I'm not so sure about the square trees



Liverpool Life I was passing by Concourse House this afternoon and noticed that it wasn't quite as tall as it used to be. I've spoken before about the Lime Street Gateway redevelopment in relation to a bookshop moving out, and those shops have been demolished and now the other major section, this office block, where La Machine slept one night, is slowly being removed one piece of masonry at a time.

I'm usually quite sentimental about any building that that's demolished, especially if its something I've had to pass-by nearly every day on my way to somewhere, but I've none of those feelings here. There was once a cafe at the foot of the building and I do wonder what happened to that -- if they relocated -- I remember there being protests at its closure -- but other than that I couldn't care less, I'm glad that it's going. I'm already thinking about it in the past tense.

It was embarrassing way to introduce Liverpool to visitors, especially those who'd been led to believe that we had such a great architectural heritage. We have some great modernist architecture in Liverpool, including the Sydney Jones Library at the university but seriously, this was not one of those and deserves to be going (no matter what these people say). I recently learned that the building was never full, and I'm not surprised. If you were trying to attract clients, would you want their first impression to be this clash of concrete and glass and what looks like wood beading?

I only went inside once; between school and university in the early 90s I was casting about for work and signed up with the Manpower Services who had an outlet on the first or second floor (and giant sign across the windows which blanked out the sun for the people working inside). It was my first taste of what an open plan office looked like and it scared me, so much so that I'm sure I might even have vowed never to return to somewhere so synthetic and anti-human again. If only I'd known.
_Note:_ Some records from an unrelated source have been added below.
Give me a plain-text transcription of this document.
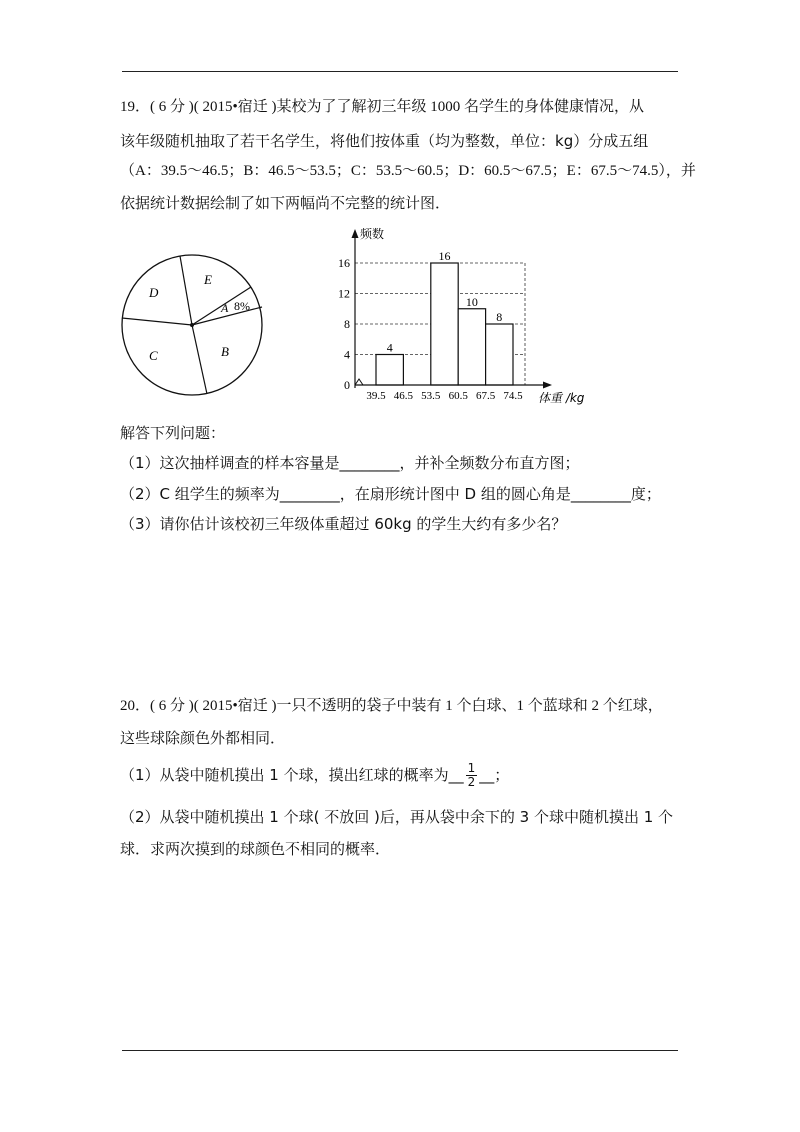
19．( 6 分 )( 2015•宿迁 )某校为了了解初三年级 1000 名学生的身体健康情况，从
该年级随机抽取了若干名学生，将他们按体重（均为整数，单位：kg）分成五组
（A：39.5～46.5；B：46.5～53.5；C：53.5～60.5；D：60.5～67.5；E：67.5～74.5），并
依据统计数据绘制了如下两幅尚不完整的统计图．
D
E
A 8%
C	B	4
16
10
8
频数
体重 /kg
0
4
8
12
16
39.5 46.5 53.5 60.5 67.5 74.5
解答下列问题：
（1）这次抽样调查的样本容量是________，并补全频数分布直方图；
（2）C 组学生的频率为________，在扇形统计图中 D 组的圆心角是________度；
（3）请你估计该校初三年级体重超过 60kg 的学生大约有多少名？
20．( 6 分 )( 2015•宿迁 )一只不透明的袋子中装有 1 个白球、1 个蓝球和 2 个红球，
这些球除颜色外都相同．
（1）从袋中随机摸出 1 个球，摸出红球的概率为__ $\frac{1}{2}$ __；
（2）从袋中随机摸出 1 个球( 不放回 )后，再从袋中余下的 3 个球中随机摸出 1 个
球．求两次摸到的球颜色不相同的概率．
Liverpool City Council's website has an artist's impression of what to expect when the development is complete. The idea is to give the station, a marvelous piece of architecture dating from the 1830s, room to breath for the first time in decades. I'm particularly pleased to see that the plan for a new circular residential tower in place of Concourse House has been dropped, though I'm not so sure about the square trees, but the new approach, a piazza and steps leading up to front door will be incredibly striking.